Вдруг я услышал деликатный, негромкий лай, которым Пента, обычно даёт знать, что нашла дичь. « Белку, наверное, на ольхе заметила. Белка нам ни к чему – не сезон ещё, да и шкурками я не занимаюсь, не моё это» - подумал я, но двустволку всё-таки решил снять с плеча. Пока я так раздумывал, навстречу мне вылетел выводок рябчиков. Прицелиться толком, я не успел, но всё же выстрелил, охваченный азартом. Неловкий выстрел мой удачи не принёс. Из кустов выскочила Пента, и, видимо определив по направлению стволов, поняла где надо искать дичь.
Я слышал шуршание листвы, поскуливание старательно работающей собаки и понимал: Пента расстроена, что не может найти подбитую дичь, ведь она слышала выстрелы, видела, как я стоял с ружьём, не успев опустить стволы. Наконец, поняв, что ничего не найдёт, она прибежала ко мне. Я хотел было объяснить, что не успел прицелиться и так далее, но она не дала мне сказать ни слова. Встав в трёх шагах от меня, собачка бранила меня, лаяла, не стесняясь в выражениях. Не надо быть знатоком собачьего языка, чтобы понять всё, что она обо мне думала: - «Ротозей! Ты на охоте или где? А может, ты промахнулся, так тебе только из кочерги стрелять, а не из «Зауэра» твоего немецкого. Оххххххотничек!»
Что ж, её можно было понять, ведь, малышка, видимо заслышав, и верхом учуяв рябчиков, определилась с тем, где нахожусь я, сориентировалась, обежала дичь и толкнула её на меня, вряд ли это получилось у неё случайно.

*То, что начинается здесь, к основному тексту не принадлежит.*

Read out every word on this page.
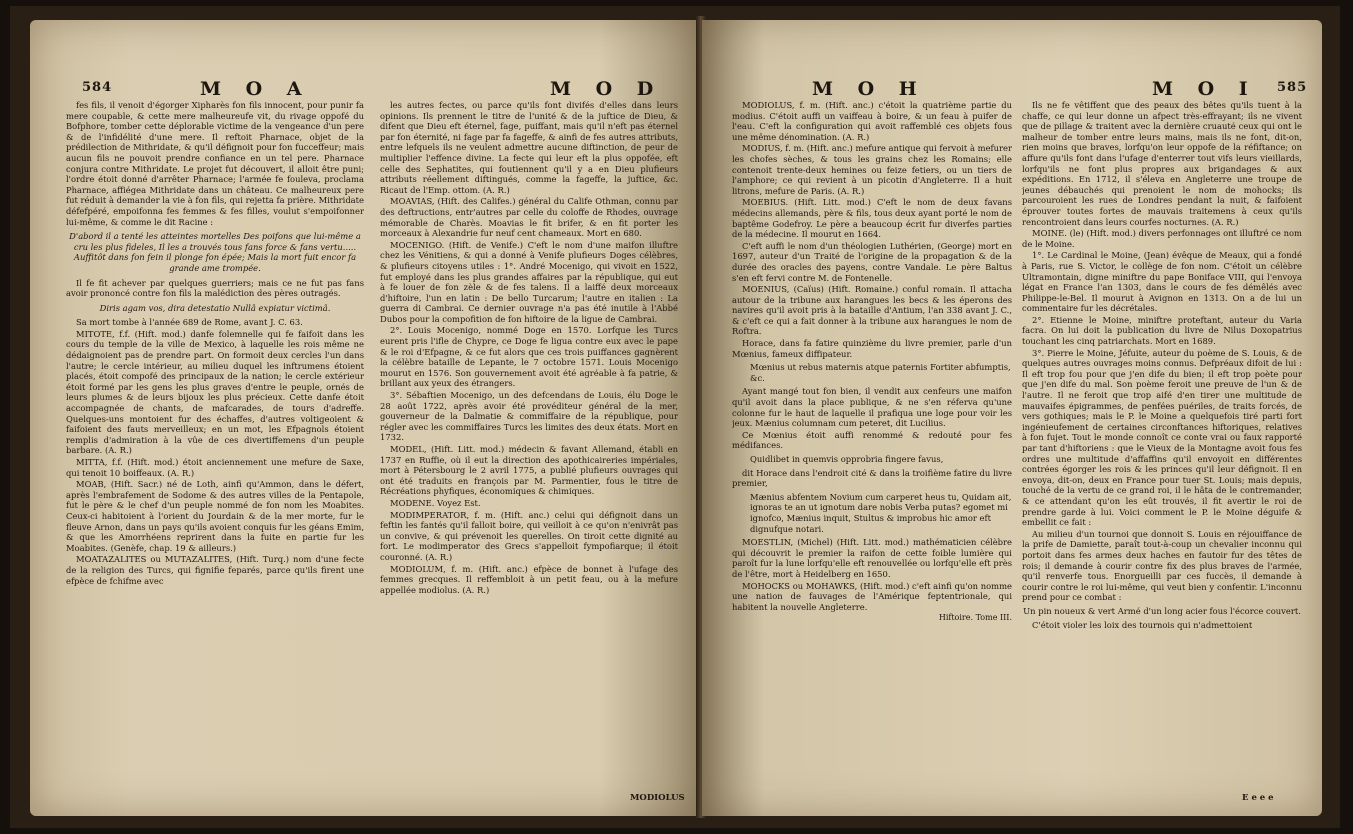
584	M O A	M O D

fes fils, il venoit d'égorger Xipharès fon fils innocent, pour punir fa mere coupable, & cette mere malheureufe vit, du rivage oppofé du Bofphore, tomber cette déplorable victime de la vengeance d'un pere & de l'infidélité d'une mere. Il reftoit Pharnace, objet de la prédilection de Mithridate, & qu'il défignoit pour fon fucceffeur; mais aucun fils ne pouvoit prendre confiance en un tel pere. Pharnace conjura contre Mithridate. Le projet fut découvert, il alloit être puni; l'ordre étoit donné d'arrêter Pharnace; l'armée fe fouleva, proclama Pharnace, affiégea Mithridate dans un château. Ce malheureux pere fut réduit à demander la vie à fon fils, qui rejetta fa prière. Mithridate défefpéré, empoifonna fes femmes & fes filles, voulut s'empoifonner lui-même, & comme le dit Racine :

D'abord il a tenté les atteintes mortelles Des poifons que lui-même a cru les plus fideles, Il les a trouvés tous fans force & fans vertu..... Auffitôt dans fon fein il plonge fon épée; Mais la mort fuit encor fa grande ame trompée.

Il fe fit achever par quelques guerriers; mais ce ne fut pas fans avoir prononcé contre fon fils la malédiction des pères outragés.

Diris agam vos, dira detestatio Nullâ expiatur victimâ.

Sa mort tombe à l'année 689 de Rome, avant J. C. 63.

MITOTE, f.f. (Hift. mod.) danfe folemnelle qui fe faifoit dans les cours du temple de la ville de Mexico, à laquelle les rois même ne dédaignoient pas de prendre part. On formoit deux cercles l'un dans l'autre; le cercle intérieur, au milieu duquel les inftrumens étoient placés, étoit compofé des principaux de la nation; le cercle extérieur étoit formé par les gens les plus graves d'entre le peuple, ornés de leurs plumes & de leurs bijoux les plus précieux. Cette danfe étoit accompagnée de chants, de mafcarades, de tours d'adreffe. Quelques-uns montoient fur des échaffes, d'autres voltigeoient & faifoient des fauts merveilleux; en un mot, les Efpagnols étoient remplis d'admiration à la vûe de ces divertiffemens d'un peuple barbare. (A. R.)

MITTA, f.f. (Hift. mod.) étoit anciennement une mefure de Saxe, qui tenoit 10 boiffeaux. (A. R.)

MOAB, (Hift. Sacr.) né de Loth, ainfi qu'Ammon, dans le défert, après l'embrafement de Sodome & des autres villes de la Pentapole, fut le père & le chef d'un peuple nommé de fon nom les Moabites. Ceux-ci habitoient à l'orient du Jourdain & de la mer morte, fur le fleuve Arnon, dans un pays qu'ils avoient conquis fur les géans Emim, & que les Amorrhéens reprirent dans la fuite en partie fur les Moabites. (Genèfe, chap. 19 & ailleurs.)

MOATAZALITES ou MUTAZALITES, (Hift. Turq.) nom d'une fecte de la religion des Turcs, qui fignifie feparés, parce qu'ils firent une efpèce de fchifme avec

les autres fectes, ou parce qu'ils font divifés d'elles dans leurs opinions. Ils prennent le titre de l'unité & de la juftice de Dieu, & difent que Dieu eft éternel, fage, puiffant, mais qu'il n'eft pas éternel par fon éternité, ni fage par fa fageffe, & ainfi de fes autres attributs, entre lefquels ils ne veulent admettre aucune diftinction, de peur de multiplier l'effence divine. La fecte qui leur eft la plus oppofée, eft celle des Sephatites, qui foutiennent qu'il y a en Dieu plufieurs attributs réellement diftingués, comme la fageffe, la juftice, &c. Ricaut de l'Emp. ottom. (A. R.)

MOAVIAS, (Hift. des Califes.) général du Calife Othman, connu par des deftructions, entr'autres par celle du coloffe de Rhodes, ouvrage mémorable de Charès. Moavias le fit brifer, & en fit porter les morceaux à Alexandrie fur neuf cent chameaux. Mort en 680.

MOCENIGO. (Hift. de Venife.) C'eft le nom d'une maifon illuftre chez les Vénitiens, & qui a donné à Venife plufieurs Doges célèbres, & plufieurs citoyens utiles : 1°. André Mocenigo, qui vivoit en 1522, fut employé dans les plus grandes affaires par la république, qui eut à fe louer de fon zèle & de fes talens. Il a laiffé deux morceaux d'hiftoire, l'un en latin : De bello Turcarum; l'autre en italien : La guerra di Cambrai. Ce dernier ouvrage n'a pas été inutile à l'Abbé Dubos pour la compofition de fon hiftoire de la ligue de Cambrai.

2°. Louis Mocenigo, nommé Doge en 1570. Lorfque les Turcs eurent pris l'ifle de Chypre, ce Doge fe ligua contre eux avec le pape & le roi d'Efpagne, & ce fut alors que ces trois puiffances gagnèrent la célèbre bataille de Lepante, le 7 octobre 1571. Louis Mocenigo mourut en 1576. Son gouvernement avoit été agréable à fa patrie, & brillant aux yeux des étrangers.

3°. Sébaftien Mocenigo, un des defcendans de Louis, élu Doge le 28 août 1722, après avoir été provéditeur général de la mer, gouverneur de la Dalmatie & commiffaire de la république, pour régler avec les commiffaires Turcs les limites des deux états. Mort en 1732.

MODEL, (Hift. Litt. mod.) médecin & favant Allemand, établi en 1737 en Ruffie, où il eut la direction des apothicaireries impériales, mort à Pétersbourg le 2 avril 1775, a publié plufieurs ouvrages qui ont été traduits en françois par M. Parmentier, fous le titre de Récréations phyfiques, économiques & chimiques.

MODENE. Voyez Est.

MODIMPERATOR, f. m. (Hift. anc.) celui qui défignoit dans un feftin les fantés qu'il falloit boire, qui veilloit à ce qu'on n'enivrât pas un convive, & qui prévenoit les querelles. On tiroit cette dignité au fort. Le modimperator des Grecs s'appelloit fympofiarque; il étoit couronné. (A. R.)

MODIOLUM, f. m. (Hift. anc.) efpèce de bonnet à l'ufage des femmes grecques. Il reffembloit à un petit feau, ou à la mefure appellée modiolus. (A. R.)

MODIOLUS
M O H	M O I 585

MODIOLUS, f. m. (Hift. anc.) c'étoit la quatrième partie du modius. C'étoit auffi un vaiffeau à boire, & un feau à puifer de l'eau. C'eft la configuration qui avoit raffemblé ces objets fous une même dénomination. (A. R.)

MODIUS, f. m. (Hift. anc.) mefure antique qui fervoit à mefurer les chofes sèches, & tous les grains chez les Romains; elle contenoit trente-deux hemines ou feize fetiers, ou un tiers de l'amphore; ce qui revient à un picotin d'Angleterre. Il a huit litrons, mefure de Paris. (A. R.)

MOEBIUS. (Hift. Litt. mod.) C'eft le nom de deux favans médecins allemands, père & fils, tous deux ayant porté le nom de baptême Godefroy. Le père a beaucoup écrit fur diverfes parties de la médecine. Il mourut en 1664.

C'eft auffi le nom d'un théologien Luthérien, (George) mort en 1697, auteur d'un Traité de l'origine de la propagation & de la durée des oracles des payens, contre Vandale. Le père Baltus s'en eft fervi contre M. de Fontenelle.

MOENIUS, (Caïus) (Hift. Romaine.) conful romain. Il attacha autour de la tribune aux harangues les becs & les éperons des navires qu'il avoit pris à la bataille d'Antium, l'an 338 avant J. C., & c'eft ce qui a fait donner à la tribune aux harangues le nom de Roftra.

Horace, dans fa fatire quinzième du livre premier, parle d'un Mœnius, fameux diffipateur.

Mœnius ut rebus maternis atque paternis Fortiter abfumptis, &c.

Ayant mangé tout fon bien, il vendit aux cenfeurs une maifon qu'il avoit dans la place publique, & ne s'en réferva qu'une colonne fur le haut de laquelle il prafiqua une loge pour voir les jeux. Mænius columnam cum peteret, dit Lucilius.

Ce Mœnius étoit auffi renommé & redouté pour fes médifances.

Quidlibet in quemvis opprobria fingere favus,

dit Horace dans l'endroit cité & dans la troifième fatire du livre premier,

Mænius abfentem Novium cum carperet heus tu, Quidam ait, ignoras te an ut ignotum dare nobis Verba putas? egomet mi ignofco, Mænius inquit, Stultus & improbus hic amor eft dignufque notari.

MOESTLIN, (Michel) (Hift. Litt. mod.) mathématicien célèbre qui découvrit le premier la raifon de cette foible lumière qui paroît fur la lune lorfqu'elle eft renouvellée ou lorfqu'elle eft près de l'être, mort à Heidelberg en 1650.

MOHOCKS ou MOHAWKS, (Hift. mod.) c'eft ainfi qu'on nomme une nation de fauvages de l'Amérique feptentrionale, qui habitent la nouvelle Angleterre.

Hiftoire. Tome III.

Ils ne fe vêtiffent que des peaux des bêtes qu'ils tuent à la chaffe, ce qui leur donne un afpect très-effrayant; ils ne vivent que de pillage & traitent avec la dernière cruauté ceux qui ont le malheur de tomber entre leurs mains, mais ils ne font, dit-on, rien moins que braves, lorfqu'on leur oppofe de la réfiftance; on affure qu'ils font dans l'ufage d'enterrer tout vifs leurs vieillards, lorfqu'ils ne font plus propres aux brigandages & aux expéditions. En 1712, il s'éleva en Angleterre une troupe de jeunes débauchés qui prenoient le nom de mohocks; ils parcouroient les rues de Londres pendant la nuit, & faifoient éprouver toutes fortes de mauvais traitemens à ceux qu'ils rencontroient dans leurs courfes nocturnes. (A. R.)

MOINE. (le) (Hift. mod.) divers perfonnages ont illuftré ce nom de le Moine.

1°. Le Cardinal le Moine, (Jean) évêque de Meaux, qui a fondé à Paris, rue S. Victor, le collège de fon nom. C'étoit un célèbre Ultramontain, digne miniftre du pape Boniface VIII, qui l'envoya légat en France l'an 1303, dans le cours de fes démêlés avec Philippe-le-Bel. Il mourut à Avignon en 1313. On a de lui un commentaire fur les décrétales.

2°. Etienne le Moine, miniftre proteftant, auteur du Varia facra. On lui doit la publication du livre de Nilus Doxopatrius touchant les cinq patriarchats. Mort en 1689.

3°. Pierre le Moine, Jéfuite, auteur du poème de S. Louis, & de quelques autres ouvrages moins connus. Defpréaux difoit de lui : Il eft trop fou pour que j'en dife du bien; il eft trop poète pour que j'en dife du mal. Son poème feroit une preuve de l'un & de l'autre. Il ne feroit que trop aifé d'en tirer une multitude de mauvaifes épigrammes, de penfées puériles, de traits forcés, de vers gothiques; mais le P. le Moine a quelquefois tiré parti fort ingénieufement de certaines circonftances hiftoriques, relatives à fon fujet. Tout le monde connoît ce conte vrai ou faux rapporté par tant d'hiftoriens : que le Vieux de la Montagne avoit fous fes ordres une multitude d'affaffins qu'il envoyoit en différentes contrées égorger les rois & les princes qu'il leur défignoit. Il en envoya, dit-on, deux en France pour tuer St. Louis; mais depuis, touché de la vertu de ce grand roi, il le hâta de le contremander, & ce attendant qu'on les eût trouvés, il fit avertir le roi de prendre garde à lui. Voici comment le P. le Moine déguife & embellit ce fait :

Au milieu d'un tournoi que donnoit S. Louis en réjouiffance de la prife de Damiette, paraît tout-à-coup un chevalier inconnu qui portoit dans fes armes deux haches en fautoir fur des têtes de rois; il demande à courir contre fix des plus braves de l'armée, qu'il renverfe tous. Enorgueilli par ces fuccès, il demande à courir contre le roi lui-même, qui veut bien y confentir. L'inconnu prend pour ce combat :

Un pin noueux & vert Armé d'un long acier fous l'écorce couvert.

C'étoit violer les loix des tournois qui n'admettoient

E e e e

Свою часть охоты он выполнила идеально, а хозяин…..
Все собаки страдают астигматизмом; чтобы хорошо рассмотреть предмет, они склоняют голову на бок, потом на другой и таким образом видят правильное изображение; по крайней мере, так написано в книгах. Именно так и смотрела на меня Пента, в перерывах между гневным лаем в мой адрес. Видимо, не в силах справиться с приступом своего недовольства мной, она сунулась, было, снова в лес, а может, решив ещё раз более тщательно поискать дичь. Однако, через секунду собачка снова повернулась ко мне и опять стала бранить меня.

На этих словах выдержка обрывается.